Too big? If just convincing yourself to buy a small-stock fund is work, wait until you try actually finding the right fund. You can’t rely on index funds; in the complex small-cap market they won’t do as well as a good stock-picking fund manager. You can’t rely on the small-stock funds of yore, either. Two of the most widely held, Twentieth Century Ultra and Baron Asset, got too big for their markets years ago and have loaded up on bigger companies. Small-cap managers suffer a well-grounded fear of success: if their funds grow too fast, they’ll end up with more money than they can easily tuck into the small companies they want. Fund managers with too much cash can distort share prices with big-money trades, get stuck buying companies they don’t want and sacrifice profits to trading costs. To avoid these troubles, more than 30 of the best and biggest small-cap funds have closed to new investors, reports Morningstar Mutual Funds analyst Russel Kinnel. In the small-cap market, he says, you need to get into a fund before it develops a successful record and a following.

Which is not to say there are no signs of small-cap success.

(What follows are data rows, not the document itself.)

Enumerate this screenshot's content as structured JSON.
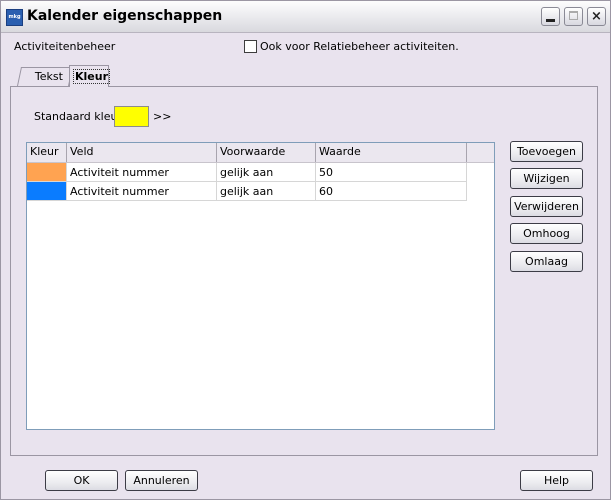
{
  "window": {
    "title": "Kalender eigenschappen",
    "app_icon_text": "mkg",
    "close_glyph": "×"
  },
  "header": {
    "section_label": "Activiteitenbeheer",
    "checkbox_label": "Ook voor Relatiebeheer activiteiten.",
    "checkbox_checked": false
  },
  "tabs": [
    {
      "label": "Tekst",
      "active": false
    },
    {
      "label": "Kleur",
      "active": true
    }
  ],
  "standard_color": {
    "label": "Standaard kleur:",
    "color": "#ffff00",
    "more_label": ">>"
  },
  "grid": {
    "columns": [
      "Kleur",
      "Veld",
      "Voorwaarde",
      "Waarde"
    ],
    "rows": [
      {
        "color": "#ffa351",
        "veld": "Activiteit nummer",
        "voorwaarde": "gelijk aan",
        "waarde": "50"
      },
      {
        "color": "#0a7cff",
        "veld": "Activiteit nummer",
        "voorwaarde": "gelijk aan",
        "waarde": "60"
      }
    ]
  },
  "side_buttons": {
    "add": "Toevoegen",
    "edit": "Wijzigen",
    "delete": "Verwijderen",
    "up": "Omhoog",
    "down": "Omlaag"
  },
  "footer": {
    "ok": "OK",
    "cancel": "Annuleren",
    "help": "Help"
  }
}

Look for a fund with less than $1.5 billion in assets. Seek funds that mix growth and value strategies and are run by fund managers with good records, even if those records were built elsewhere. Buy from firms that are good at closing their funds before they get too big, says Kinnel, who now favors Third Avenue Small-Cap Value, T. Rowe Price Small Cap Stock and MAS Small Cap Growth funds.